January 21, 1999 (Online)
(LOS ANGELES) - "Sci-fi hack and self-made messiah"?
Those are the terms allegedly used by The Hollywood Reporter in an article referring to Scientology founder L. Ron Hubbard. Not so. The story was picked up through a wire service and reprinted in Canada's National Post. Along the way, its exact wording mysteriously changed. THR's original copy, in a piece about John Travolta's upcoming projects, read that the film "Battlefield Earth" would be "based on the novel by Scientology founder L. Ron Hubbard." However, in the National Post, it read "The film is based on a novel by L. Ron Hubbard, the sci-fi hack and self-made messiah who founded the Church of Scientology, of which Travolta is an adherent." The revised article provoked an outcry from reps for Scientology, who pointed out the change to THR. National Post executive editor Kirk LaPointe said the changes were made by an editor at the nascent newspaper, which began publication last October and is owned by publishing magnate Conrad Black, owner of the Chicago Sun-Times and London's Daily Telegraph.
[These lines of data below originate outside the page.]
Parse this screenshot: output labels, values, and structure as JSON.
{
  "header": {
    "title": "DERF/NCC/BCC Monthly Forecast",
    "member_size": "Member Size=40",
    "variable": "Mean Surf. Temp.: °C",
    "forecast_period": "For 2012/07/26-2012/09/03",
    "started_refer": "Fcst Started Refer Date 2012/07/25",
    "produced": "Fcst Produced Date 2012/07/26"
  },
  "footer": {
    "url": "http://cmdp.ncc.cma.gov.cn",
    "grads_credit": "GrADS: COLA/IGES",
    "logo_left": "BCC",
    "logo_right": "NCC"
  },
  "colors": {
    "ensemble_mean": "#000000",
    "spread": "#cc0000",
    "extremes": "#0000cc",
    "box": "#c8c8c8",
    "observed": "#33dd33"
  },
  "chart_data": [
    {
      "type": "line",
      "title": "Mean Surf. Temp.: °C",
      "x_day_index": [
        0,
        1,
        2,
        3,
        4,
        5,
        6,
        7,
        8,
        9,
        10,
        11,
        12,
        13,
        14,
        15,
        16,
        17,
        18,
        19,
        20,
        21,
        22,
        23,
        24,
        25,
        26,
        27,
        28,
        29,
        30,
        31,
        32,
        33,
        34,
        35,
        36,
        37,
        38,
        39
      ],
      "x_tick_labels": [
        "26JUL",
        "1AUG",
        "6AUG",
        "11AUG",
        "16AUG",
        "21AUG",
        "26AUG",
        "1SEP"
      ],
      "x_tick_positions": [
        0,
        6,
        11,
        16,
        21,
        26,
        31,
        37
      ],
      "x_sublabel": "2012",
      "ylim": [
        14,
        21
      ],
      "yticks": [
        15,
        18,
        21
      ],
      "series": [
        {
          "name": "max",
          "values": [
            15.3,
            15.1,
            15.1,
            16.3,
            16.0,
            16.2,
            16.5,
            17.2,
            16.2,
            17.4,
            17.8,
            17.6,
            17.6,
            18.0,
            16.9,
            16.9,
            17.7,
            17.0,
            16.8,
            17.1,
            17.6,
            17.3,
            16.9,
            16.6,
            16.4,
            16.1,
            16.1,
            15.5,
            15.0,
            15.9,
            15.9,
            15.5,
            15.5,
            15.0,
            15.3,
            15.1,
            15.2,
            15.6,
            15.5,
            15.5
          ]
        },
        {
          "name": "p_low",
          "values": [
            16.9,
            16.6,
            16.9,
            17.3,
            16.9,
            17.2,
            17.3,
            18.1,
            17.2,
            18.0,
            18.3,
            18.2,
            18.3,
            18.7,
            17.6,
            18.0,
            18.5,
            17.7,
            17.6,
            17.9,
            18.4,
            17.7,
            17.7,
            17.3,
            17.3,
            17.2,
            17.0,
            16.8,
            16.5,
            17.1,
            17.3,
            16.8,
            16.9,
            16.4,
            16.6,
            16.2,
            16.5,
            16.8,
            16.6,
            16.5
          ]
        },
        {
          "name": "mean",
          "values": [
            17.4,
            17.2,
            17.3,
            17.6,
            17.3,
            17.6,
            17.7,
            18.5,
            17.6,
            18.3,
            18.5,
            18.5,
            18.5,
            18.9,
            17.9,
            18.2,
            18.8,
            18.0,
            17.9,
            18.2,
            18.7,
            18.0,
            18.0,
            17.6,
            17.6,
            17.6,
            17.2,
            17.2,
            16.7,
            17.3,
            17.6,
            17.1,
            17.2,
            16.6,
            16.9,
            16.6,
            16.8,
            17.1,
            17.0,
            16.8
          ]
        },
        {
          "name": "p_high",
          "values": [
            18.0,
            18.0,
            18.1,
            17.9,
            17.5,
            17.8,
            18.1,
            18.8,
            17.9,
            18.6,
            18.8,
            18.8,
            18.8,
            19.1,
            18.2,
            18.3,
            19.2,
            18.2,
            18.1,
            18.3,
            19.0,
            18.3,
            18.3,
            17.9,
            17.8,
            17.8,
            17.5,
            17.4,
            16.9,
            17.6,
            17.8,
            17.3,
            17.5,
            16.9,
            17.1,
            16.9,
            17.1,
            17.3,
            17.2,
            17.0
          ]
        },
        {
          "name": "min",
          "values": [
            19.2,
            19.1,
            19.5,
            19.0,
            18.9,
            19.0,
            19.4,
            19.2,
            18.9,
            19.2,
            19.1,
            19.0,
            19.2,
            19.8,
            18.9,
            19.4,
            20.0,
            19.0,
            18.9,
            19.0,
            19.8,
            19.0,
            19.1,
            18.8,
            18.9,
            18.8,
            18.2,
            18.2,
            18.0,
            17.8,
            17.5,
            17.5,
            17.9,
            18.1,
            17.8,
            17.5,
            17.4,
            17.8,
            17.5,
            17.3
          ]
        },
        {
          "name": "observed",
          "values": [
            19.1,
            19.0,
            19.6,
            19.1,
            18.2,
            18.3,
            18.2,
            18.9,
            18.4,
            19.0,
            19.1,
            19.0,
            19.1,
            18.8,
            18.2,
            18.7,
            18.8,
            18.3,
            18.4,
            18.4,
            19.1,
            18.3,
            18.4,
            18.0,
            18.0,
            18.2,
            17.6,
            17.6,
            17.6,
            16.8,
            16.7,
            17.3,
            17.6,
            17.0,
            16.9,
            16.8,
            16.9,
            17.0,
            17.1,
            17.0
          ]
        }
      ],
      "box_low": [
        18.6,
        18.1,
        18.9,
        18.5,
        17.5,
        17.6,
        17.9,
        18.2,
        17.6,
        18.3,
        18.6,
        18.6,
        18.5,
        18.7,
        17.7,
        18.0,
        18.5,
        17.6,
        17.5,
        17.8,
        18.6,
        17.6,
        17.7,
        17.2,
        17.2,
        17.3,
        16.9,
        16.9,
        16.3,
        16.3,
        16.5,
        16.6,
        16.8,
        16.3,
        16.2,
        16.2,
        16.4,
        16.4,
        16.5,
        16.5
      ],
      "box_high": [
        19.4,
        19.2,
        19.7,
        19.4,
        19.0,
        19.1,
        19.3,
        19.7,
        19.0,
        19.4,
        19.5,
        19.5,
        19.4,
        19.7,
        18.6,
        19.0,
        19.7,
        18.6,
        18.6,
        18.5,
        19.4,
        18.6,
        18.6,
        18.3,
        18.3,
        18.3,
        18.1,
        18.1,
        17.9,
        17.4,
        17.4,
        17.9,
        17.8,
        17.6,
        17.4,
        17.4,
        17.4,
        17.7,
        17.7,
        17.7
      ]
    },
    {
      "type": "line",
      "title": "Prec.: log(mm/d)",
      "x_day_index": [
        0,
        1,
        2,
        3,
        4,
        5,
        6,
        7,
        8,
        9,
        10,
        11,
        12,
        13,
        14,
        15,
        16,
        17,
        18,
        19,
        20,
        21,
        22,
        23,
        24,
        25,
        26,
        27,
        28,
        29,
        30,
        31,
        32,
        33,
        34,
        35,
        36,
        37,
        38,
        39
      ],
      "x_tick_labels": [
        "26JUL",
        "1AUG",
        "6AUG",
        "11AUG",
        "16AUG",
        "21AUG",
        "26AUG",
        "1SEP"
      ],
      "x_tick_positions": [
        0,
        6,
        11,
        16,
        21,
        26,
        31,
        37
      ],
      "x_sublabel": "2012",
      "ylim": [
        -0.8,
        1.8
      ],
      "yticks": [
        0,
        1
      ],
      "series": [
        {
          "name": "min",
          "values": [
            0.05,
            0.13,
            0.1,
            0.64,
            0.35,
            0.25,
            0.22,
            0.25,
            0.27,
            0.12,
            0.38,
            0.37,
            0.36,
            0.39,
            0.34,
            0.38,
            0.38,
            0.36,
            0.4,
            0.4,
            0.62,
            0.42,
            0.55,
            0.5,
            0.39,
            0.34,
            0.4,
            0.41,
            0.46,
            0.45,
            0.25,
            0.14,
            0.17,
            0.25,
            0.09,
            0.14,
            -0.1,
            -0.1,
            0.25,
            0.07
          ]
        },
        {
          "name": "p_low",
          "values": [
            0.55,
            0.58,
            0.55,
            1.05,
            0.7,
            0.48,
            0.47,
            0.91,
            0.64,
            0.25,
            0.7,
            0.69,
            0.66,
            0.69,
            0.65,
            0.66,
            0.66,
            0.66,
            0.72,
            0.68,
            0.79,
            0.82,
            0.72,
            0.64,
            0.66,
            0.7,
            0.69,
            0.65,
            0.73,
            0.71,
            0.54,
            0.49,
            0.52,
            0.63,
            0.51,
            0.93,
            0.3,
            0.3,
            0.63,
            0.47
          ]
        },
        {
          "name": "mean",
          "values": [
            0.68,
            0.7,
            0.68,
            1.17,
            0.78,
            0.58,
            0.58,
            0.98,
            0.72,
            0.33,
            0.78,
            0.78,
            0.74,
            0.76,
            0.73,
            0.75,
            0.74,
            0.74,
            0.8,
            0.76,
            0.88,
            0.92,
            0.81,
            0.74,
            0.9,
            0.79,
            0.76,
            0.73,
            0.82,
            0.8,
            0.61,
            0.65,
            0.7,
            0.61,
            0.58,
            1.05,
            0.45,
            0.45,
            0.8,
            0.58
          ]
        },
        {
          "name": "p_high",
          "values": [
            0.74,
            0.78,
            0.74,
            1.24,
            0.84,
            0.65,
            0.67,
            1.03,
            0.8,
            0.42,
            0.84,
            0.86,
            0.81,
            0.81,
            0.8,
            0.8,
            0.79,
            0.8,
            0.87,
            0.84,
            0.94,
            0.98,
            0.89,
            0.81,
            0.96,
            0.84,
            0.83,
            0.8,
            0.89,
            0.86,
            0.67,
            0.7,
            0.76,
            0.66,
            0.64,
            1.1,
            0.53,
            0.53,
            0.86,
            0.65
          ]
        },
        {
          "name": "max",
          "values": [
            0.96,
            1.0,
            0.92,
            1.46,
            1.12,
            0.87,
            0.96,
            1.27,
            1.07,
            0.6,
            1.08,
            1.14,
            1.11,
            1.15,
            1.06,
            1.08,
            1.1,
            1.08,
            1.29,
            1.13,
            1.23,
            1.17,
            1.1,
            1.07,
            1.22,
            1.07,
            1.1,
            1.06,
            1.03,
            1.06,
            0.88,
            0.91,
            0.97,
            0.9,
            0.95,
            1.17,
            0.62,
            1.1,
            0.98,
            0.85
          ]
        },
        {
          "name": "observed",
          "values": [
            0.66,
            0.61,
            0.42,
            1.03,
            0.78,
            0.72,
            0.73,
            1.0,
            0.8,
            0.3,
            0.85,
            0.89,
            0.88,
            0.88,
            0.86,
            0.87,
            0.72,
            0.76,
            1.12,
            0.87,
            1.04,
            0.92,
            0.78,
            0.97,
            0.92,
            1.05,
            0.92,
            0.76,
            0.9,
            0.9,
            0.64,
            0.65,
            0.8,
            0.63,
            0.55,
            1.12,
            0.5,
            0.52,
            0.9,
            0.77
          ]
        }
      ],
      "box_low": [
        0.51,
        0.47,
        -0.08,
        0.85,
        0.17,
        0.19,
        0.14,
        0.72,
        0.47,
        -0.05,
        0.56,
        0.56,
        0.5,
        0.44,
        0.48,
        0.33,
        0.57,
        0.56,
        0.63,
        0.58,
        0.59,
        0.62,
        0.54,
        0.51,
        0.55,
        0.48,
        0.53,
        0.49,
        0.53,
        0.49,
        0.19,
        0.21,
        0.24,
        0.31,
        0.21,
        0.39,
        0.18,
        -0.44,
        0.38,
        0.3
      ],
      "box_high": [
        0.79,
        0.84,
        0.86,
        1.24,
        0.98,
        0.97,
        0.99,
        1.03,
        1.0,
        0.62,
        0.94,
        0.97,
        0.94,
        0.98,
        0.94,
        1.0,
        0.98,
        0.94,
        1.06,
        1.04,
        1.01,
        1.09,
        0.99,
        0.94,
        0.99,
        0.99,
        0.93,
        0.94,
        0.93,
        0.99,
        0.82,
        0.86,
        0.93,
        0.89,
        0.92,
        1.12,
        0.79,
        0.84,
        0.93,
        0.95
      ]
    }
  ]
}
But he was unable to say how the changes occurred. Interestingly, this isn't the first time the paper has raised the church's ire: Scientology spokesman Al Buttnor said in a Jan. 20 letter to the Post editor that the paper omitted "key statements" from sources in two other Post articles about Scientology. LaPointe said it was not certain if the Post would publish another Scientology letter following the latest incident.